Il ya plusieurs années, quelques facultés et universités religieuses ont été troublées par des débats sur la question de savoir si Les monologues du vagin devaient être joués sur leurs campus. Beaucoup – plusieurs d’entre elles étant catholiques – ont été contraintes d’autoriser la pièce controversée au motif que ce serait aller contre la « liberté de l’enseignement » de ne pas le faire.
Cependant, au moins une faculté a osé franchir le pas de bannir la pièce du campus, mais peut-être pas pour les raisons auxquelles on pourrait s’attendre. Le Collège Mount Holyoke, qui se présente comme « une faculté de beaux-arts pour femmes » a maintenant décidé que la pièce n’est pas « suffisamment englobante ».
Bon, elle est entièrement à propos des femmes, n’est-ce pas ?
En fait, il s’avère que non.
Voyez-vous, l’équipe de théâtre des étudiants de Mount Holyoke a banni la pièce du campus parce que, comme elle l’a expliqué, « au fond, le spectacle offre une perspective extrêmement étroite sur ce que signifie être une femme ».
Ou pourrait se dire « Hourrah ! Pourquoi les femmes sont-elles réduites en premier lieu à une partie du corps ? » Les femmes ne se plaignent-elles pas souvent : « Je ne suis pas qu’un morceau de corps » ?
C’est sûr, mais là n’est pas la question. Parce qu’il s’avère que Mount Holyoke bannit cette pièce parce qu’elle exclut les « femmes » qui – je suis désolé mais je ne l’invente pas – n’ont pas de vagin. Oh. Attendez. Quid ?
Un journal applaudit la décision de Mount Holyoke en titrant : « Des facultés vont au-delà de « l’identité de genre » des Monologues du vagin d’Eve Ensler. »
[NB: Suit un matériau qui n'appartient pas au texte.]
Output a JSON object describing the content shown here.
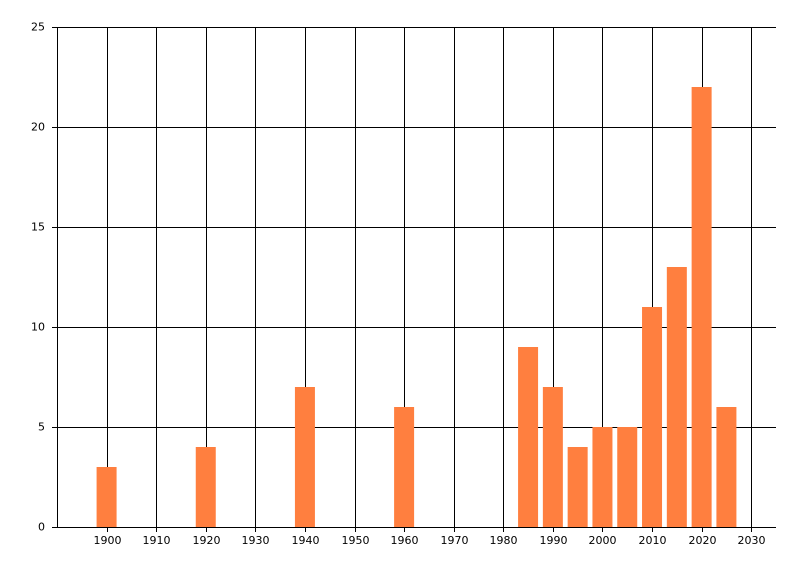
{
  "chart_data": {
    "type": "bar",
    "x": [
      1900,
      1920,
      1940,
      1960,
      1985,
      1990,
      1995,
      2000,
      2005,
      2010,
      2015,
      2020,
      2025
    ],
    "values": [
      3,
      4,
      7,
      6,
      9,
      7,
      4,
      5,
      5,
      11,
      13,
      22,
      6
    ],
    "color": "#ff7f3f",
    "xlim": [
      1890,
      2035
    ],
    "xticks": [
      1900,
      1910,
      1920,
      1930,
      1940,
      1950,
      1960,
      1970,
      1980,
      1990,
      2000,
      2010,
      2020,
      2030
    ],
    "ylim": [
      0,
      25
    ],
    "yticks": [
      0,
      5,
      10,
      15,
      20,
      25
    ],
    "grid": true
  }
}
Eve Ensler, l’auteur de la pièce, défend sa pièce en rétorquant : « Je pense qu’il est important de savoir que je n’ai jamais eu l’intention d’écrire une pièce sur ce que signifie être une femme, ce n’est pas l’objet des Monologues du vagin. »
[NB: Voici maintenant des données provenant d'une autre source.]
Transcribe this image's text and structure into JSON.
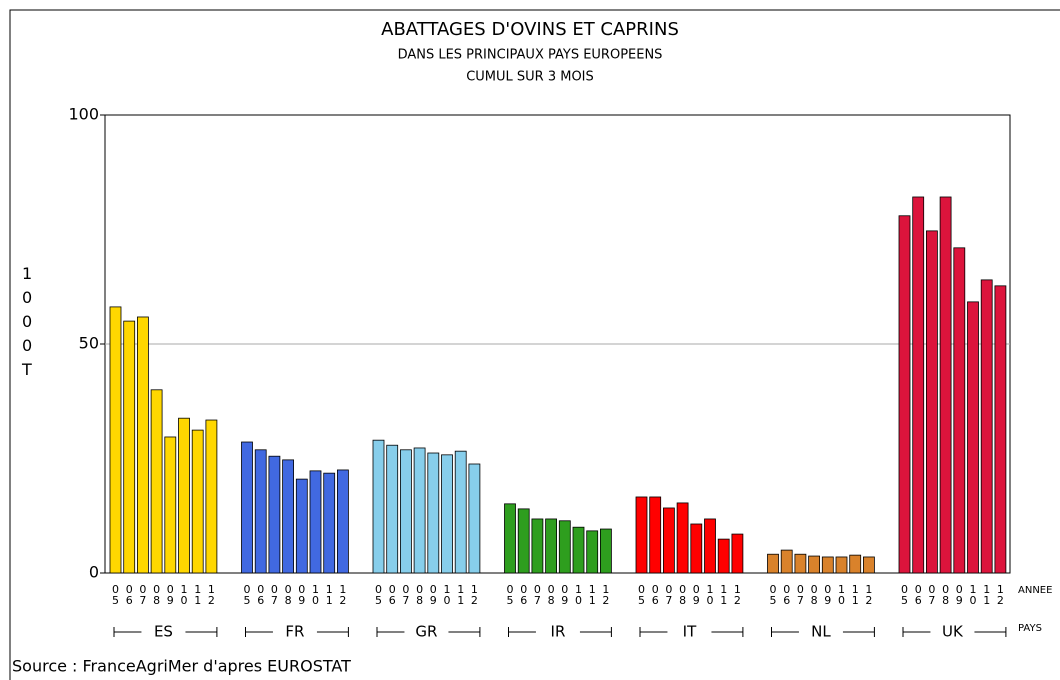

Je suis bien sûr heureux qu’elle ait clarifié cela. Elle et les manifestants des campus catholiques sont en accord sur ce point. Mais maintenant que nous savons que la pièce n’a pas les femmes pour sujet, de quoi parle-t-elle ?
« C’est une pièce, dit Mme Ensler, sur ce que signifie avoir un vagin. » (C’est donc bien à propos d’une partie du corps). « Il n’y est jamais dit, par exemple, que la définition d’une femme est quelqu’un qui a un vagin… Je crois que c’est une importante distinction… Lorsque nous employons un langage, nous devons faire très attention à ce que nous disons. »
C’est sûr. Très, très attention. Parce qu’il est de plus en plus clair de nos jours que tout le monde porte une cible sur son dos, parce que les élites jouent à leur jeu perpétuel de surenchère idéologique ; qui peut exercer sur l’autre une indignation vertueuse vis-à-vis des échecs dans la défense d’une idéologie du genre scrupuleusement exacte. Et comme je ne parviens pas à imaginer une situation dans laquelle on « n’utiliserait pas le langage » – nous pensons avec des mots – je suppose qu’il faut être toujours « très attentif » vis-à-vis de ce que l’on pense. Ainsi que l’avait prédit George Orwell, la « liberté » moderne exige que les gens veuillent toujours être à l’affût des preuves de « crimes de la pensée ».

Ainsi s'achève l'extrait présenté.